In the end, seven years of investigative reporting by the paper was reduced to a semantic dissection of the meaning of “academic fraud”, a term which UNC used with its academic accrediting agency but refused to acknowledge with the NCAA. What it boiled down to was the fact that, after all their efforts, the N&O had nothing concrete to prove the purpose of the paper class scheme was to salvage eligibility, not simply that the result of it was saved eligibility. That intent would turn the entire case, but neither Kane, nor Wainstein, nor the NCAA could ever prove that argument, and the COI response said as much.
***Pretty much all of America was shocked that there was no sanction at all against UNC given the breadth of these allegations. But again, if there is no direct charge and no direct bylaw violation, there can be no sanctions. Besides, it would have been difficult to attach penalties to particular sports in the absence of direct accountability of “this athlete was ineligible during this time” for vacating records. Even with the evidence against women’s basketball, the NCAA realized that it was probably a hollow gesture at best that would be ridiculed as much as a complete acquittal. The NCAA was under immense pressure to bring some sort of action in this case, so much so they invested extra years and additional notices of allegations, but ultimately they could not make the case stick.
Of course this is not to say that UNC got off entirely. The university was put on probation by its accrediting agency, which never happens for a prestigious research university. The significance of this sanction was underappreciated because A) it has little traction outside academia; B) it was served and resolved quickly and quietly while the NCAA mess drug on and on; and C) it didn’t result in a perp walk or an above the fold headline like taking down a banner. The entirety of the school’s AFAM and NCAA troubles resulted in the firing or forced resignation of a chancellor, athletic director, head football coach, chair of the faculty, an academic department head, and nearly a dozen other lower-level employees. But those who were hoping for probation or banners (and let’s be for real, the only probation or banners people cared about were men’s basketball) were sorely disappointed.
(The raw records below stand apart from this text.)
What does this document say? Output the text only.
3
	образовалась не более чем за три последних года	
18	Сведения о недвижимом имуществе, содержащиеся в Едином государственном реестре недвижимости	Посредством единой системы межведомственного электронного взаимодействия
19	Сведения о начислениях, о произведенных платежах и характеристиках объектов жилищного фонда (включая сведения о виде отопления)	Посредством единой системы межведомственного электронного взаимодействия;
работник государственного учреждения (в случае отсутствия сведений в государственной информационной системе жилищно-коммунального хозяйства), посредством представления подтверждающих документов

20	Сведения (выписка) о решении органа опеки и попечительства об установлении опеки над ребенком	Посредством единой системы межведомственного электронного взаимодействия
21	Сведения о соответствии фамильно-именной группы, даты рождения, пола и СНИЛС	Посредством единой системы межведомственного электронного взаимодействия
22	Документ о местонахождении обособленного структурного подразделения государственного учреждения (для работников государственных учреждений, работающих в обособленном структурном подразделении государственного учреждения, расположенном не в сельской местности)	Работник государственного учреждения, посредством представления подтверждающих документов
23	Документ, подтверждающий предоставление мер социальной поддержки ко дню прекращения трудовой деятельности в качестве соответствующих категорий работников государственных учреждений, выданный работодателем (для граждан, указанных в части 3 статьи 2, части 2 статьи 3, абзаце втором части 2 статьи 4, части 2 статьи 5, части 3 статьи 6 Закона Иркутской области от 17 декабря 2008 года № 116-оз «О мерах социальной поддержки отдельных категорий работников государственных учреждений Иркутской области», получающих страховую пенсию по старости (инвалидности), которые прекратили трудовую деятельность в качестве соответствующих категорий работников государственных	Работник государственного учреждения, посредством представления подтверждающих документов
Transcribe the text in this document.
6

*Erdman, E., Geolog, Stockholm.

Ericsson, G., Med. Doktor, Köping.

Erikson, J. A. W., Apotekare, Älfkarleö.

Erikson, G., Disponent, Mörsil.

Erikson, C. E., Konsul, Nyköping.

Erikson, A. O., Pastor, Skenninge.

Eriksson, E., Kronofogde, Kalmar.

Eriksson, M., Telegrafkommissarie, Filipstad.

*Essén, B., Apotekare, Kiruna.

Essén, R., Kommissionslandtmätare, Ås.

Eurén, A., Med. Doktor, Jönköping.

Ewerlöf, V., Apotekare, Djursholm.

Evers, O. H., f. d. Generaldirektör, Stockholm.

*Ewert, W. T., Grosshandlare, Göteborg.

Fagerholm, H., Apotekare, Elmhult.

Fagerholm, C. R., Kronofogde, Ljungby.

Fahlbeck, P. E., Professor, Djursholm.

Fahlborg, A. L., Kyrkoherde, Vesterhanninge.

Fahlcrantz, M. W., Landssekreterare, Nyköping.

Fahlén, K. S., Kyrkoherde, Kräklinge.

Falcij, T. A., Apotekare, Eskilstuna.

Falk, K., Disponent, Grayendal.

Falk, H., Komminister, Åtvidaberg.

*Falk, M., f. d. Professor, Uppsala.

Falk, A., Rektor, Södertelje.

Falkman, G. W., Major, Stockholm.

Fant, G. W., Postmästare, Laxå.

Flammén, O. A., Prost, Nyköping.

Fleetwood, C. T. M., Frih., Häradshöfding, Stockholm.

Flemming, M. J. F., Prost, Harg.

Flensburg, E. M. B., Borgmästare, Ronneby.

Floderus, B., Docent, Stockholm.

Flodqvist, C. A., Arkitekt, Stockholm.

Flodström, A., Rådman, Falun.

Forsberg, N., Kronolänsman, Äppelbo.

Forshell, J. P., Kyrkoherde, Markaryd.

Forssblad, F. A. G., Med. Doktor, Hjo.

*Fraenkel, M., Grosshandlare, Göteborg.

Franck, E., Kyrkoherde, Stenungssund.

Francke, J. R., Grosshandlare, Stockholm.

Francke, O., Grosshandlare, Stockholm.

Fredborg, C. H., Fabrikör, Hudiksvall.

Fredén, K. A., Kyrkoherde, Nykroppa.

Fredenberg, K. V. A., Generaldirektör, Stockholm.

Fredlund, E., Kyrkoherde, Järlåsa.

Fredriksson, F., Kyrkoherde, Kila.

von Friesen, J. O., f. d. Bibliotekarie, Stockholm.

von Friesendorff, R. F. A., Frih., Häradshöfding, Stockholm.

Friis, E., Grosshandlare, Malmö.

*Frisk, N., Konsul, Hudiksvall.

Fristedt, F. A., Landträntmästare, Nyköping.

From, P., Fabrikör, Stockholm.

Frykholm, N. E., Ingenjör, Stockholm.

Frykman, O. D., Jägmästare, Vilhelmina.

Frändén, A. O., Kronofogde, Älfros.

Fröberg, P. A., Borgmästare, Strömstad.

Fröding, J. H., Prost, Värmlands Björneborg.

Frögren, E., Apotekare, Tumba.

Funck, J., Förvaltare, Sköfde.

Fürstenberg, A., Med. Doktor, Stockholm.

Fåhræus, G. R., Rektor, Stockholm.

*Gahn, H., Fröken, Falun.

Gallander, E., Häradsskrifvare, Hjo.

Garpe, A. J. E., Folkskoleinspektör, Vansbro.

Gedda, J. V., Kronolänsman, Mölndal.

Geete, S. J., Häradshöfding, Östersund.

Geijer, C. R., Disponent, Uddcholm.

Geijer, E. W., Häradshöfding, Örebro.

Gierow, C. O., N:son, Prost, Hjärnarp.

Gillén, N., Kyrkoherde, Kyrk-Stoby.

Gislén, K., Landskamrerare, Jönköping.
At the end of all this, there was nothing in this outcome that would move the needle of your feelings about this scandal. If you believed UNC was guilty of a massive eligibility scheme that resulted in the worst academic fraud in the history of college athletics, you still feel that way with the added sting of knowing that went unpunished. If you believed UNC was the victim of an agenda-driven witch hunt led by an overzealous reporter at a failing newspaper, you still feel that way but are thrilled that Kane and the N&O were rebuked. The truth, as is usually the case, lies somewhere in the middle. This was an embarrassing, regrettable stain on the university’s reputation and should cause great concern to people who care about UNC. There were nine separate investigations into these matters and more than 70 reforms were implemented as a result. On the other hand, while athletes clearly benefited from the paper class scheme, there was ultimately no evidence that the purpose of the classes was to help athletes and the NCAA chose to not even file notices of allegations in similar cases at Auburn and Michigan, much less three of them over the same issue.
Despite being accused of taking a “victory lap” on Twitter simply because I dared to point out some of the things I mentioned here, my personal feelings as an alumnus and a fan are relief, not victory. Of course I am happy there is no sanction, but primarily because I believed that A) this was an academic failing and not an athletic one and B) based on precedent in the Auburn and Michigan cases. I am relieved that the sword of Damocles that has hung over UNC for the better part of this decade has been removed and life can resume, both in the academy and on the fields and courts. The book is finally closed, but the impact of this scandal will linger for years to come.